Nós, como seres humanos, somos muito orgulhosos. Na maioria das vezes, detestamos admitir que estamos errados. Eu acho que, de certa forma, é uma coisa natural. Afinal, quem gosta de errar? O problema é que esquecemos que, justamente por sermos humanos é que erramos. E é por isso que o outro erra também. Mas, na hora de perdoar, a gente se fecha, como se fôssemos as pessoas mais perfeitas do mundo. Preferimos nos afastar e ignorar a olhar nos olhos daquela pessoa e dizer “eu te perdoo”. E daí a gente guarda mágoas. Por dias. Anos. Por uma vida inteira.

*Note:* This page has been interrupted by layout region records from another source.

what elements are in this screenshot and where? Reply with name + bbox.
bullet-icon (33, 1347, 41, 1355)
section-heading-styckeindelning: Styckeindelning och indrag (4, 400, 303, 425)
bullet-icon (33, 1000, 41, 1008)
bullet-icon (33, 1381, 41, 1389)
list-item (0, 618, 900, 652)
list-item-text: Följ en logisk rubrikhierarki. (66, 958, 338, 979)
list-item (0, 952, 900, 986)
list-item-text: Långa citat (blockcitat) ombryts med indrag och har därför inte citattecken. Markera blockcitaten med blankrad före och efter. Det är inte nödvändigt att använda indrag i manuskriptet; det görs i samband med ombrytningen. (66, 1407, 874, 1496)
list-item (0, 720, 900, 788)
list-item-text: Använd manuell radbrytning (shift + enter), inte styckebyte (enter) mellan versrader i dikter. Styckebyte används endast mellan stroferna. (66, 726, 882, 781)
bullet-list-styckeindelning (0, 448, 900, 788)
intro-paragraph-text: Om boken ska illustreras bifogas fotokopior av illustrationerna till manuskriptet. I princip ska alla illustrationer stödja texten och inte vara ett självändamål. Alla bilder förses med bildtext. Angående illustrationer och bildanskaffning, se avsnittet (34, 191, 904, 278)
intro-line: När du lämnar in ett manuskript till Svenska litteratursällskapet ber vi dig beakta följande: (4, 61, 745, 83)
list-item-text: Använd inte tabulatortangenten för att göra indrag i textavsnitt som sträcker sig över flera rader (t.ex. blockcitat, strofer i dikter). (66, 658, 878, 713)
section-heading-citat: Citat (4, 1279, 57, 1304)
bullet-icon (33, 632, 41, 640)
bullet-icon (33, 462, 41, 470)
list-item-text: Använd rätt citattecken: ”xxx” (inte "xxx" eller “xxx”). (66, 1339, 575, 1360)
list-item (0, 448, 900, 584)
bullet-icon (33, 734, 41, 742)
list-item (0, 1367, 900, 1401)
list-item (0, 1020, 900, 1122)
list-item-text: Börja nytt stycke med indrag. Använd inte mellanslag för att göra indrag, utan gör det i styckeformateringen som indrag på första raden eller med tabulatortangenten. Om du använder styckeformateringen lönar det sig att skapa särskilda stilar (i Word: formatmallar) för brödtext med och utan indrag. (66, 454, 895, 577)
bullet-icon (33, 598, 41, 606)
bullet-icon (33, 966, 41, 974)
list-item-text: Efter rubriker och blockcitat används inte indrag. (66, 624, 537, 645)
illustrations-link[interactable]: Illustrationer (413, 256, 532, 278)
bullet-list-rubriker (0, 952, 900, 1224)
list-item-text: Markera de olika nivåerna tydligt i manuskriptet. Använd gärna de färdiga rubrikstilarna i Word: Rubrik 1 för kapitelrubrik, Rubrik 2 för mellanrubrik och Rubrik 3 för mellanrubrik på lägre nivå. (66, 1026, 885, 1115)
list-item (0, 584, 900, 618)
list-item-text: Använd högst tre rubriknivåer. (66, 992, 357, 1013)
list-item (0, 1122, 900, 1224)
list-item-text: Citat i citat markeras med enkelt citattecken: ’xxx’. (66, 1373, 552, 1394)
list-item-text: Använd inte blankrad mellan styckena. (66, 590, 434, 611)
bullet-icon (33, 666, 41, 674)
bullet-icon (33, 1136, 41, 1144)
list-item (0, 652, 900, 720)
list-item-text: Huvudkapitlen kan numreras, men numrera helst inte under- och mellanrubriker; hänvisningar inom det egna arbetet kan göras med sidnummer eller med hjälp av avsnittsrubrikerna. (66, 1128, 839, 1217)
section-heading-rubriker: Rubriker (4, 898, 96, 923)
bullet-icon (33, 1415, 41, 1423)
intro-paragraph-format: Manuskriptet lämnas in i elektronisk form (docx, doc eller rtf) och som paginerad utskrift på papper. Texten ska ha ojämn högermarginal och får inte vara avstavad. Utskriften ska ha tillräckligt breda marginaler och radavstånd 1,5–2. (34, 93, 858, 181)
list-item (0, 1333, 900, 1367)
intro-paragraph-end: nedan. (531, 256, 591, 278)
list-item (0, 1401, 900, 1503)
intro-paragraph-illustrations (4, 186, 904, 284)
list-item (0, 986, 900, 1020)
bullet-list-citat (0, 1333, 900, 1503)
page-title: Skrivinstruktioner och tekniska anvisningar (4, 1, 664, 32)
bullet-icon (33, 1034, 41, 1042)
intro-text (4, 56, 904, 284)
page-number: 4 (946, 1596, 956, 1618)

Tem uma série que eu gosto muito (How I Met Your Mother, a quem interessar), que dedica um episódio inteiro ao perdão. Em resumo, ele acaba mostrando que quando detestamos tanto alguém pelo que esse alguém nos fez e sofremos em silêncio, a parte mais prejudicada (às vezes, a única) é a nossa. E, às vezes, isso nos tortura por anos e anos. Infelizmente, nem sempre conseguimos enxergar que estamos nos martirizando, e perdoar o outro. Quando isso acontece, automaticamente a gente esquece de se auto perdoar.
Essa semana, uma amiga minha com quem há anos não falava, me chamou no Messenger. A gente brigou por algum motivo, o qual não lembro mais, e acabamos nos afastando. Ao me chamar para conversar, depois de anos, ela tomou uma atitude que talvez eu não tomaria. Ela me perdoou, eu a perdoei, nós perdoamos a nós mesmas. Depois de tanto tempo, acredito que tenhamos conseguido apagar aquela mágoa. Hoje, me vejo feliz. Agradeço pelo contato vindo dela, por ter tido a chance de falar de novo com aquela pessoa, por saber que temos uma vida inteira para recuperar, se quisermos, o tempo perdido. Me sinto muito feliz por ainda ter essa vida toda. Imagina se a gente não tivesse mais?